Slow Database Queries
Fire an alert when there’s too many slow queries in the db cluster
The problem
When we first build the app, there’s usually not much data, so all database actions run really fast. In time, we build up data, and what we thought would scale suddenly doesn’t in unexpected ways. This can cause performance issues in production.
So why doesn’t the developer notice this and fix it in the next version? In the non-production environment the test data is probably not representative of real-world data. There’s a lot less, it’s usually 27 versions named “test”, and likely not much history. So in development, the queries still run fast.
Users are really sensitive to page render time. If the site is slow – even by a few hundred milliseconds – users will leave to your competitors. Google uses page speed to rank search results, and if you don’t get onto page 1 of Google’s results, you’ll likely not get discovered by new users.

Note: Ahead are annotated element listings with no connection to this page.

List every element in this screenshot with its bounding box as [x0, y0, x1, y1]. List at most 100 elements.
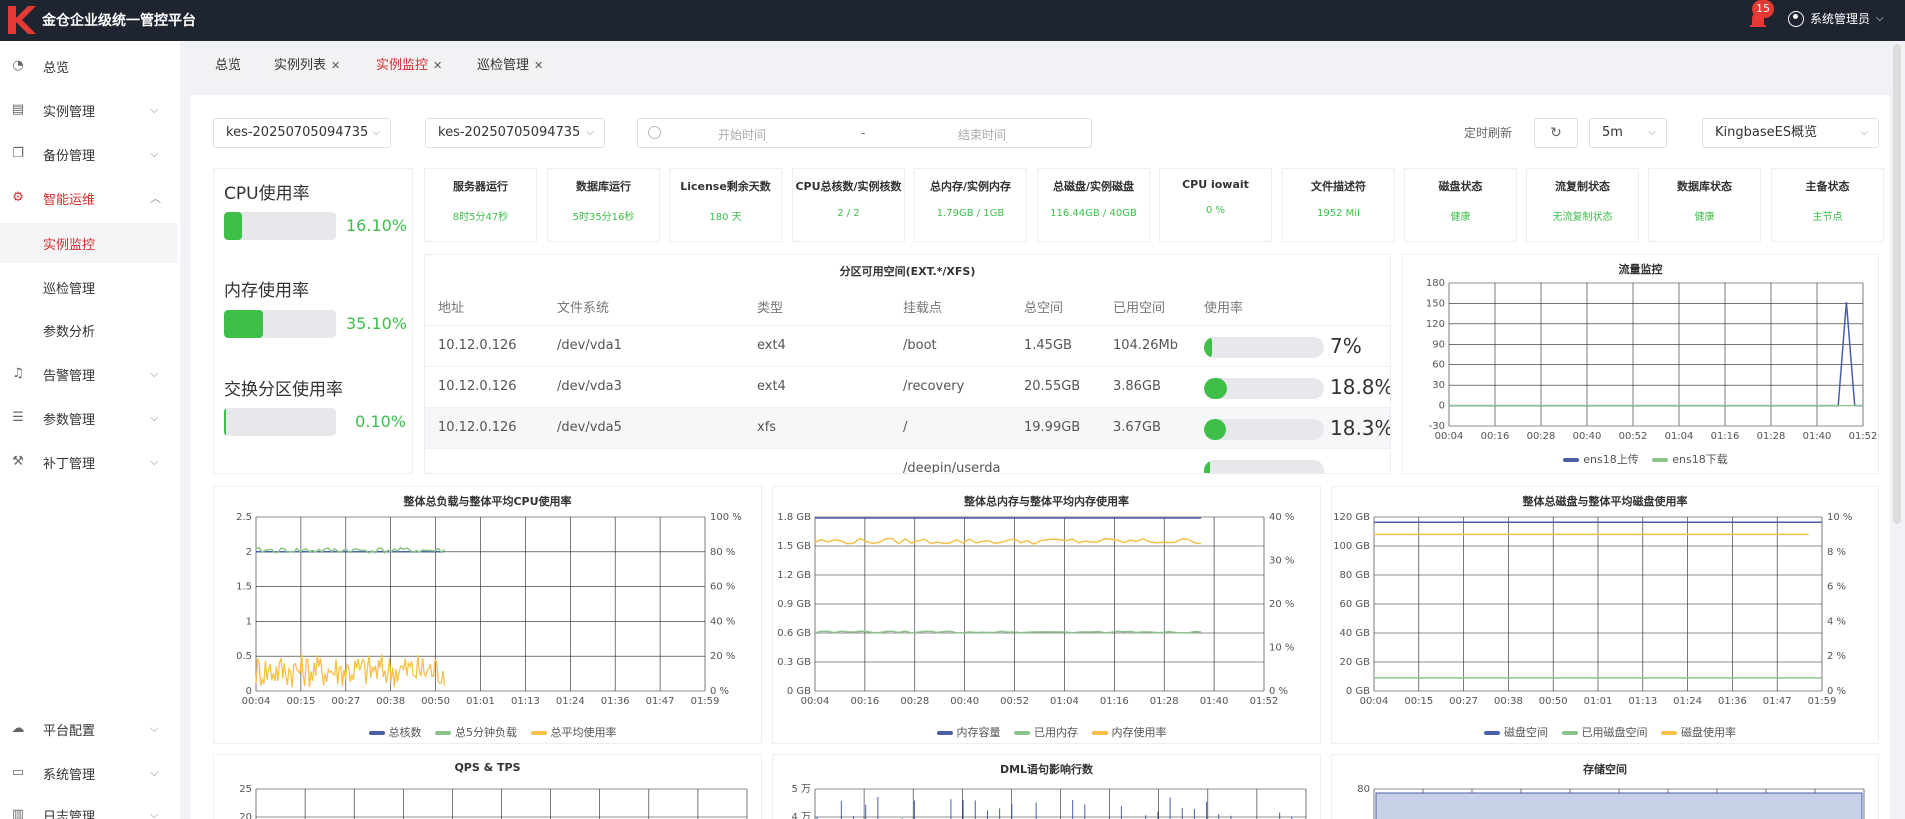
legend-item[interactable]: 已用磁盘空间: [1582, 726, 1648, 739]
stat-title: 数据库状态: [1677, 180, 1732, 193]
sidebar-item-overview[interactable]: ◔ 总览: [0, 46, 178, 86]
sidebar-item-label: 补丁管理: [43, 456, 96, 472]
chart-legend: 总核数 总5分钟负载 总平均使用率: [214, 724, 761, 740]
x-tick-label: 01:40: [1803, 431, 1832, 442]
swap-usage-label: 交换分区使用率: [224, 380, 343, 400]
date-range-picker[interactable]: 开始时间 - 结束时间: [637, 118, 1092, 148]
usage-bar-fill: [1204, 378, 1227, 399]
sidebar-item-system[interactable]: ▭ 系统管理 ⌵: [0, 753, 178, 793]
legend-item[interactable]: 磁盘空间: [1504, 726, 1548, 739]
refresh-button[interactable]: ↻: [1534, 118, 1578, 148]
stat-title: 总内存/实例内存: [929, 180, 1012, 193]
sidebar-item-patches[interactable]: ⚒ 补丁管理 ⌵: [0, 442, 178, 482]
cell-mount: /boot: [903, 338, 937, 353]
user-menu[interactable]: 系统管理员 ⌵: [1788, 10, 1884, 27]
app-title: 金仓企业级统一管控平台: [42, 13, 196, 29]
legend-item[interactable]: 总核数: [389, 726, 422, 739]
table-row[interactable]: 10.12.0.126/dev/vda3 ext4/recovery 20.55GB…: [425, 367, 1391, 408]
sidebar-item-instance-monitor[interactable]: 实例监控: [0, 223, 178, 263]
top-bar: 金仓企业级统一管控平台 15 系统管理员 ⌵: [0, 0, 1905, 41]
stat-card: License剩余天数 180 天: [669, 168, 782, 242]
legend-item[interactable]: ens18下载: [1672, 453, 1727, 466]
legend-item[interactable]: 内存使用率: [1112, 726, 1167, 739]
view-select[interactable]: KingbaseES概览 ⌵: [1702, 118, 1879, 148]
cpu-usage-label: CPU使用率: [224, 184, 310, 204]
mem-usage-value: 35.10%: [346, 314, 408, 333]
legend-item[interactable]: ens18上传: [1583, 453, 1638, 466]
legend-item[interactable]: 总平均使用率: [551, 726, 617, 739]
tab-inspection[interactable]: 巡检管理 ✕: [467, 52, 554, 80]
instance-select-2[interactable]: kes-20250705094735 ⌵: [425, 118, 605, 148]
tab-instance-monitor[interactable]: 实例监控 ✕: [366, 52, 453, 80]
x-tick-label: 00:52: [1619, 431, 1648, 442]
table-row[interactable]: 10.12.0.126/dev/vda5 xfs / 19.99GB 3.67GB 18.…: [425, 408, 1390, 449]
sidebar-item-instances[interactable]: ▤ 实例管理 ⌵: [0, 90, 178, 130]
table-row[interactable]: 10.12.0.126/dev/vda1 ext4/boot 1.45GB 104.2…: [425, 326, 1390, 367]
chevron-down-icon: ⌵: [150, 722, 159, 735]
swap-usage-value: 0.10%: [355, 412, 406, 431]
legend-item[interactable]: 磁盘使用率: [1681, 726, 1736, 739]
y-tick-label: 0 GB: [787, 686, 811, 697]
y-tick-label: 1.8 GB: [777, 512, 811, 523]
x-tick-label: 01:04: [1050, 696, 1079, 707]
sidebar-item-ops[interactable]: ⚙ 智能运维 ︿: [0, 178, 178, 218]
sidebar-item-inspection[interactable]: 巡检管理: [0, 267, 178, 307]
sidebar-item-params[interactable]: ☰ 参数管理 ⌵: [0, 398, 178, 438]
series-line: [814, 537, 1202, 545]
x-tick-label: 01:59: [691, 696, 720, 707]
interval-select[interactable]: 5m ⌵: [1589, 118, 1667, 148]
chevron-down-icon: ⌵: [150, 367, 159, 380]
stat-value: 5时35分16秒: [572, 212, 635, 223]
bell-icon: ♫: [12, 366, 24, 381]
log-icon: ▥: [11, 807, 25, 819]
stat-value: 1952 MiI: [1317, 208, 1360, 219]
chart-legend: ens18上传 ens18下载: [1403, 451, 1878, 467]
x-tick-label: 01:16: [1100, 696, 1129, 707]
y2-tick-label: 0 %: [1827, 686, 1846, 697]
storage-chart-svg: 80: [1357, 784, 1865, 819]
close-icon[interactable]: ✕: [534, 59, 543, 72]
y2-tick-label: 30 %: [1269, 556, 1294, 567]
sidebar-item-logs[interactable]: ▥ 日志管理 ⌵: [0, 795, 178, 819]
x-tick-label: 00:16: [1481, 431, 1510, 442]
stat-value: 8时5分47秒: [452, 212, 509, 223]
legend-item[interactable]: 总5分钟负载: [455, 726, 517, 739]
x-tick-label: 01:16: [1711, 431, 1740, 442]
stat-title: 主备状态: [1805, 180, 1850, 193]
x-tick-label: 00:28: [1527, 431, 1556, 442]
monitor-icon: ▭: [11, 765, 25, 780]
y-tick-label: 0: [1439, 401, 1445, 412]
close-icon[interactable]: ✕: [433, 59, 442, 72]
table-row[interactable]: /deepin/userda: [425, 449, 1390, 473]
sidebar-item-label: 实例管理: [43, 104, 96, 120]
memory-chart: 整体总内存与整体平均内存使用率 00:04 00:16 00:28 00:40 00:5…: [772, 486, 1321, 744]
chevron-down-icon: ⌵: [150, 766, 159, 779]
instance-select-1[interactable]: kes-20250705094735 ⌵: [213, 118, 391, 148]
cell-total: 20.55GB: [1024, 379, 1081, 394]
usage-bar: [1204, 378, 1324, 399]
legend-item[interactable]: 内存容量: [957, 726, 1001, 739]
scrollbar[interactable]: [1893, 44, 1901, 524]
legend-item[interactable]: 已用内存: [1034, 726, 1078, 739]
end-time-input[interactable]: 结束时间: [958, 126, 1006, 143]
legend-swatch: [1563, 458, 1580, 462]
close-icon[interactable]: ✕: [331, 59, 340, 72]
sidebar-item-platform[interactable]: ☁ 平台配置 ⌵: [0, 709, 178, 749]
tab-overview[interactable]: 总览: [205, 52, 252, 80]
sidebar-item-label: 巡检管理: [43, 281, 96, 297]
tab-instance-list[interactable]: 实例列表 ✕: [264, 52, 351, 80]
list-icon: ☰: [12, 410, 24, 425]
sidebar-item-label: 告警管理: [43, 368, 96, 384]
sidebar-item-backup[interactable]: ❐ 备份管理 ⌵: [0, 134, 178, 174]
sidebar-item-alerts[interactable]: ♫ 告警管理 ⌵: [0, 354, 178, 394]
y-tick-label: 5 万: [791, 784, 811, 795]
y-tick-label: 1.5 GB: [777, 541, 811, 552]
stat-title: 磁盘状态: [1438, 180, 1483, 193]
start-time-input[interactable]: 开始时间: [718, 126, 766, 143]
swap-usage-bar: [224, 408, 336, 436]
cell-usage-percent: 18.8%: [1330, 375, 1391, 399]
stat-card: CPU iowait 0 %: [1159, 168, 1272, 242]
refresh-icon: ↻: [1550, 125, 1562, 141]
y-tick-label: 1.2 GB: [777, 570, 811, 581]
sidebar-item-param-analysis[interactable]: 参数分析: [0, 310, 178, 350]
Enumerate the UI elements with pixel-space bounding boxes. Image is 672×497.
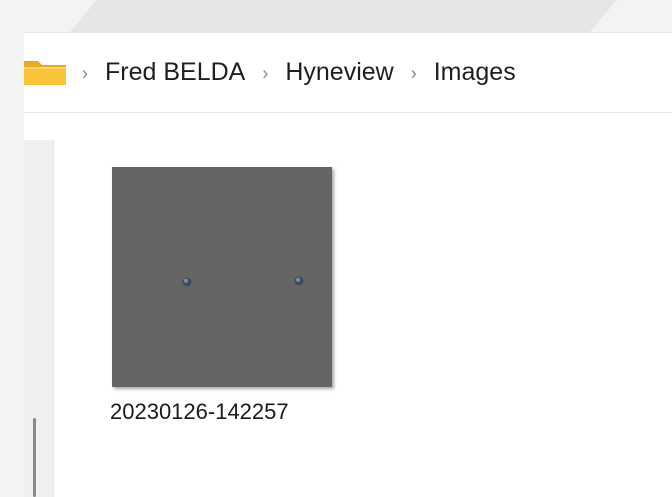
chevron-right-icon[interactable]: › (262, 63, 268, 83)
file-explorer-window: › Fred BELDA › Hyneview › Images 2023012… (0, 0, 672, 497)
chevron-right-icon[interactable]: › (82, 63, 88, 83)
breadcrumb-item-fred-belda[interactable]: Fred BELDA (105, 60, 245, 85)
thumbnail-marker-right (293, 274, 305, 286)
window-left-edge (0, 32, 24, 497)
address-bar[interactable]: › Fred BELDA › Hyneview › Images (24, 32, 672, 113)
image-thumbnail[interactable] (112, 167, 332, 387)
thumbnail-marker-left (181, 275, 193, 287)
breadcrumb-item-hyneview[interactable]: Hyneview (285, 60, 393, 85)
breadcrumb-item-images[interactable]: Images (434, 60, 516, 85)
file-name-label[interactable]: 20230126-142257 (106, 401, 350, 423)
scrollbar-thumb[interactable] (33, 418, 36, 497)
chevron-right-icon[interactable]: › (411, 63, 417, 83)
folder-icon[interactable] (24, 58, 68, 86)
title-sheen (54, 0, 626, 32)
file-tile[interactable]: 20230126-142257 (110, 167, 334, 447)
title-area (0, 0, 672, 32)
breadcrumb: › Fred BELDA › Hyneview › Images (68, 33, 516, 112)
navigation-pane (24, 140, 54, 497)
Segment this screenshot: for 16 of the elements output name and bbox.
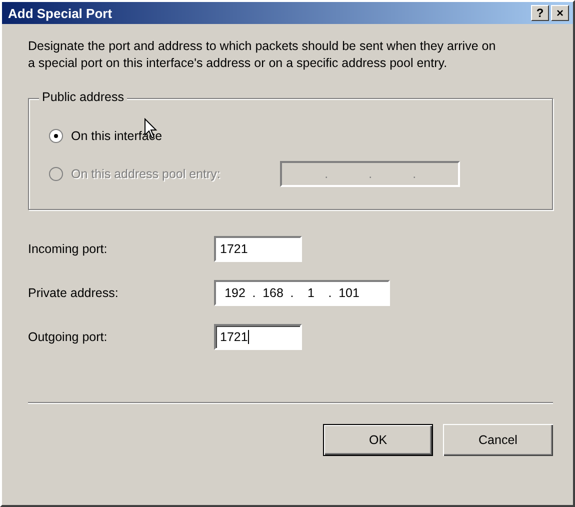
radio-label: On this interface	[71, 129, 162, 143]
ip-address-field[interactable]: 192 . 168 . 1 . 101	[214, 280, 390, 306]
radio-button[interactable]	[49, 129, 63, 143]
field-label: Outgoing port:	[28, 330, 108, 344]
group-label: Public address	[39, 90, 127, 104]
ok-button[interactable]: OK	[323, 424, 433, 456]
close-button[interactable]: ×	[551, 5, 569, 21]
radio-label: On this address pool entry:	[71, 167, 220, 181]
port-field[interactable]: 1721	[214, 236, 302, 262]
port-field[interactable]: 1721	[214, 324, 302, 350]
field-label: Incoming port:	[28, 242, 108, 256]
help-button[interactable]: ?	[531, 5, 549, 21]
field-label: Private address:	[28, 286, 120, 300]
window-title: Add Special Port	[8, 6, 112, 20]
cancel-button[interactable]: Cancel	[443, 424, 553, 456]
description-text: Designate the port and address to which packets should be sent when they arrive on a special port on this interface's address or on a specific address pool entry.	[28, 38, 497, 72]
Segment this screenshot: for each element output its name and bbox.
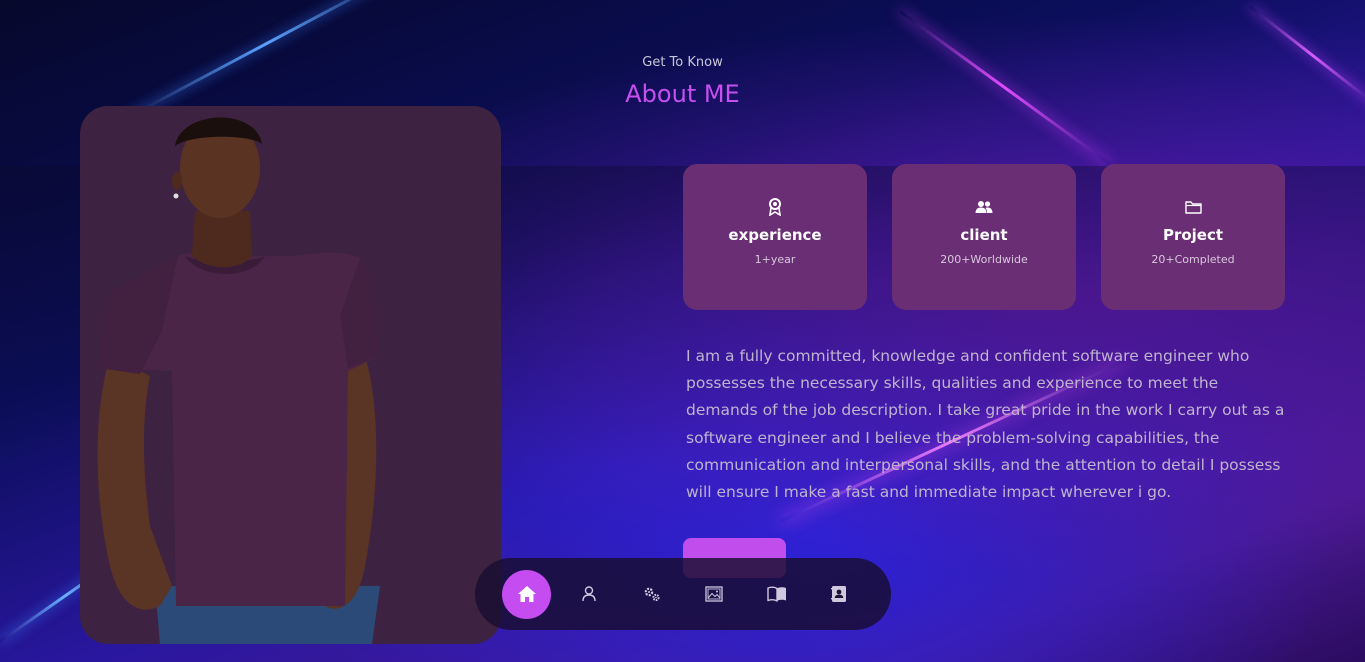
users-icon bbox=[975, 198, 993, 216]
stat-card-experience: experience 1+year bbox=[683, 164, 867, 310]
nav-portfolio[interactable] bbox=[690, 570, 739, 619]
stat-value: 200+Worldwide bbox=[940, 253, 1028, 266]
book-icon bbox=[766, 586, 786, 602]
stat-label: experience bbox=[728, 226, 822, 244]
stat-value: 1+year bbox=[754, 253, 796, 266]
stat-card-project: Project 20+Completed bbox=[1101, 164, 1285, 310]
stat-card-client: client 200+Worldwide bbox=[892, 164, 1076, 310]
profile-photo-card bbox=[80, 106, 501, 644]
stat-label: client bbox=[960, 226, 1008, 244]
contact-icon bbox=[831, 586, 846, 602]
profile-photo bbox=[97, 117, 380, 644]
stat-value: 20+Completed bbox=[1151, 253, 1235, 266]
section-eyebrow: Get To Know bbox=[642, 55, 723, 70]
nav-services[interactable] bbox=[627, 570, 676, 619]
user-icon bbox=[582, 586, 596, 602]
gears-icon bbox=[644, 587, 660, 602]
nav-experience[interactable] bbox=[752, 570, 801, 619]
bottom-nav bbox=[475, 558, 891, 630]
nav-home[interactable] bbox=[502, 569, 551, 619]
section-title: About ME bbox=[625, 80, 740, 108]
about-paragraph: I am a fully committed, knowledge and co… bbox=[686, 347, 1285, 502]
stat-label: Project bbox=[1162, 226, 1224, 244]
folder-icon bbox=[1184, 198, 1202, 216]
nav-contact[interactable] bbox=[815, 570, 864, 619]
award-icon bbox=[766, 198, 784, 216]
nav-about[interactable] bbox=[565, 570, 614, 619]
gallery-icon bbox=[705, 586, 723, 602]
home-icon bbox=[517, 586, 536, 602]
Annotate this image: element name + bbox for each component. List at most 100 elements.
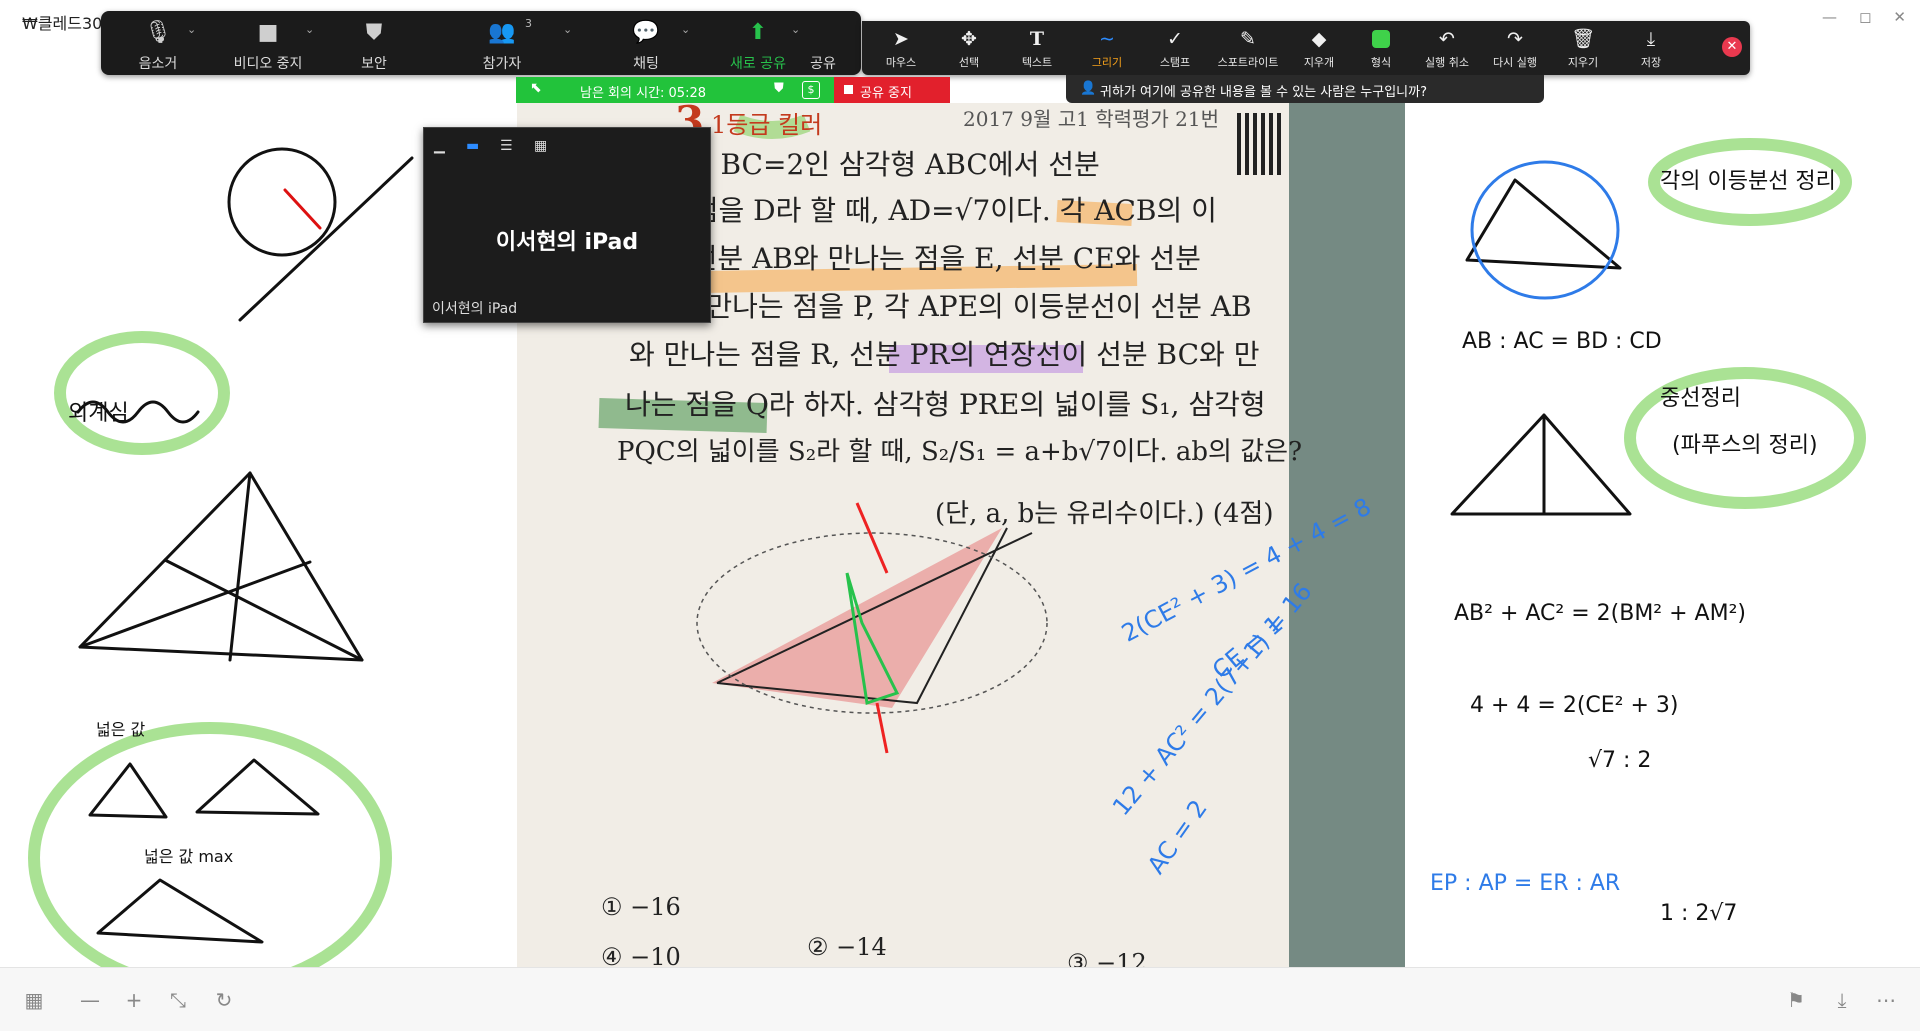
note-median-theorem: 중선정리 <box>1660 386 1741 411</box>
median-triangle <box>78 471 364 662</box>
note-ratio: AB : AC = BD : CD <box>1462 329 1662 354</box>
redo-icon: ↷ <box>1507 28 1523 50</box>
participants-icon: 👥 <box>488 20 516 45</box>
cursor-icon: ➤ <box>893 28 909 50</box>
minimize-icon[interactable]: ▁ <box>434 138 445 154</box>
zoom-out-icon[interactable]: — <box>78 988 102 1012</box>
security-button[interactable]: ⛊ 보안 <box>329 19 419 73</box>
share-more-button[interactable]: 공유 <box>793 19 853 73</box>
text-icon: T <box>1029 28 1045 50</box>
note-scribble <box>76 400 200 424</box>
stop-video-button[interactable]: ■ 비디오 중지 <box>223 19 313 73</box>
participant-count: 3 <box>525 17 532 30</box>
circle-sketch <box>227 147 337 257</box>
draw-icon: ∼ <box>1099 28 1115 50</box>
tool-clear[interactable]: 🗑 지우기 <box>1550 27 1616 70</box>
problem-line-1: √3, BC=2인 삼각형 ABC에서 선분 <box>667 148 1100 181</box>
note-sqrt-ratio: √7 : 2 <box>1588 748 1651 773</box>
download-icon[interactable]: ⤓ <box>1830 988 1854 1012</box>
median-lines <box>78 471 364 662</box>
chevron-down-icon[interactable]: ⌄ <box>187 23 196 36</box>
shield-icon: ⛊ <box>774 81 784 96</box>
problem-line-8: (단, a, b는 유리수이다.) (4점) <box>935 499 1274 529</box>
problem-tag: 1등급 킬러 <box>711 111 823 139</box>
window-controls: — ◻ ✕ <box>1822 8 1906 26</box>
ipad-window-title: 이서현의 iPad <box>495 230 639 255</box>
close-annotation-icon[interactable]: ✕ <box>1722 37 1742 57</box>
tool-redo[interactable]: ↷ 다시 실행 <box>1482 27 1548 70</box>
annotation-toolbar: ➤ 마우스 ✥ 선택 T 텍스트 ∼ 그리기 ✓ 스탬프 ✎ 스포트라이트 ◆ … <box>862 21 1750 75</box>
green-loop-3 <box>1648 138 1852 226</box>
video-icon: ■ <box>257 20 279 45</box>
close-window-button[interactable]: ✕ <box>1893 8 1906 26</box>
note-ep-ap: EP : AP = ER : AR <box>1430 871 1620 896</box>
chat-button[interactable]: 💬 채팅 <box>601 19 691 73</box>
radius-line <box>283 188 322 230</box>
choice-3: ③ −12 <box>1067 949 1147 967</box>
minimize-button[interactable]: — <box>1822 8 1837 26</box>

Obviously maintaining fast query speed is essential. But it’s often difficult to identify slow queries unless you’re specifically looking for them, and even harder to reproduce the slow results. Was it the result of a noisy neighbor? Was the query deadlocked against another query running at the same time? It takes a lot of manual labor to discover and reproduce query performance bottlenecks.
The solution
This Shoreline automation watches query performance in the db cluster via the db’s CLI. When the number of queries taking longer than the configured threshold is exceeded, an alert is triggered in Shoreline and other task tracking systems like OpsGenie or PagerDuty. In the alert is the detail of all recent slow queries. The user can click a link in the alert to launch a Shoreline runbook allowing them to restart the cluster, a node in the cluster, or adjust partitioning, statistics, or indexes to increase query performance.